Judge Fikry held in relevant part: The main issue in D.G.M. differs from the case at bar since there is no question that here, defendant’s action in sending flowers and a card to B.L.B. would have been expressly prohibited by the TRO had the communication taken place after defendant had been served. Nevertheless, the basis for the Appellate Division’s decision to reverse the contempt conviction in D.G.M. is instructive as to the question of whether an obligation not set forth in the TRO may be imposed on defendant. Since the TRO did not notify defendant that he was obligated to attempt to recall any communications to the protected party he may have initiated prior to service of the TRO, that were not yet delivered, the addition of such a requirement after the fact would be an improper basis for conviction.
The court acknowledges and accepts the victim’s testimony that receipt of the items sent by defendant caused her to be nervous and fearful, and this decision should not be misconstrued as diminishing or deprioritizing the impact of defendant’s actions on the victim.

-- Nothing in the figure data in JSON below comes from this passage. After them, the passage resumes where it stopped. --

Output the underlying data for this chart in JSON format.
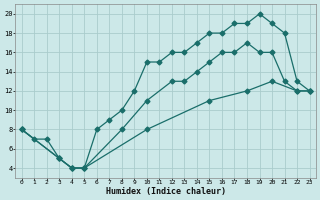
{
  "xlabel": "Humidex (Indice chaleur)",
  "ylabel": "",
  "xlim": [
    -0.5,
    23.5
  ],
  "ylim": [
    3,
    21
  ],
  "xticks": [
    0,
    1,
    2,
    3,
    4,
    5,
    6,
    7,
    8,
    9,
    10,
    11,
    12,
    13,
    14,
    15,
    16,
    17,
    18,
    19,
    20,
    21,
    22,
    23
  ],
  "yticks": [
    4,
    6,
    8,
    10,
    12,
    14,
    16,
    18,
    20
  ],
  "bg_color": "#cce8e8",
  "grid_color": "#aacccc",
  "line_color": "#1a6e6a",
  "line1_x": [
    0,
    1,
    2,
    3,
    4,
    5,
    6,
    7,
    8,
    9,
    10,
    11,
    12,
    13,
    14,
    15,
    16,
    17,
    18,
    19,
    20,
    21,
    22,
    23
  ],
  "line1_y": [
    8,
    7,
    7,
    5,
    4,
    4,
    8,
    9,
    10,
    12,
    15,
    15,
    16,
    16,
    17,
    18,
    18,
    19,
    19,
    20,
    19,
    18,
    13,
    12
  ],
  "line2_x": [
    0,
    3,
    4,
    5,
    8,
    10,
    12,
    13,
    14,
    15,
    16,
    17,
    18,
    19,
    20,
    21,
    22,
    23
  ],
  "line2_y": [
    8,
    5,
    4,
    4,
    8,
    11,
    13,
    13,
    14,
    15,
    16,
    16,
    17,
    16,
    16,
    13,
    12,
    12
  ],
  "line3_x": [
    0,
    3,
    4,
    5,
    10,
    15,
    18,
    20,
    22,
    23
  ],
  "line3_y": [
    8,
    5,
    4,
    4,
    8,
    11,
    12,
    13,
    12,
    12
  ]
}
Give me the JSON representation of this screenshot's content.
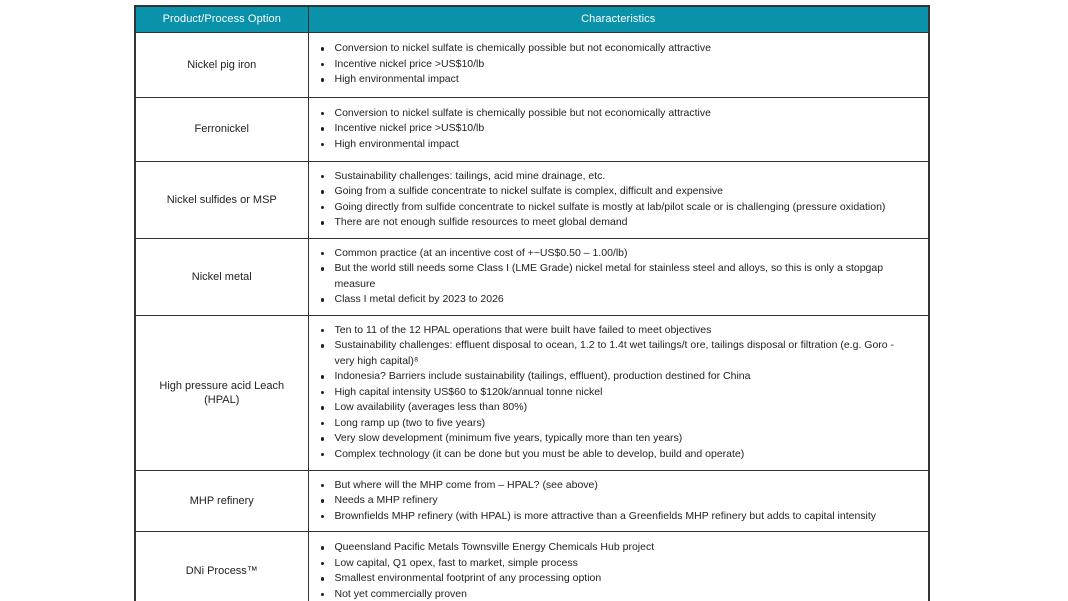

Clearly, it is well-established that the basic protection the Prevention of Domestic Violence Act seeks to afford victims of domestic violence is the right to be left alone. State v. Hoffman (1997). In this case however, the requisite elements of contempt have not been established, and the complaint must necessarily be dismissed.
This case represents a waste of prosecutorial resources. It should not have been tried under the circumstances, let alone tried, lost, appealed, and lost again. This was all done at taxpayer expense.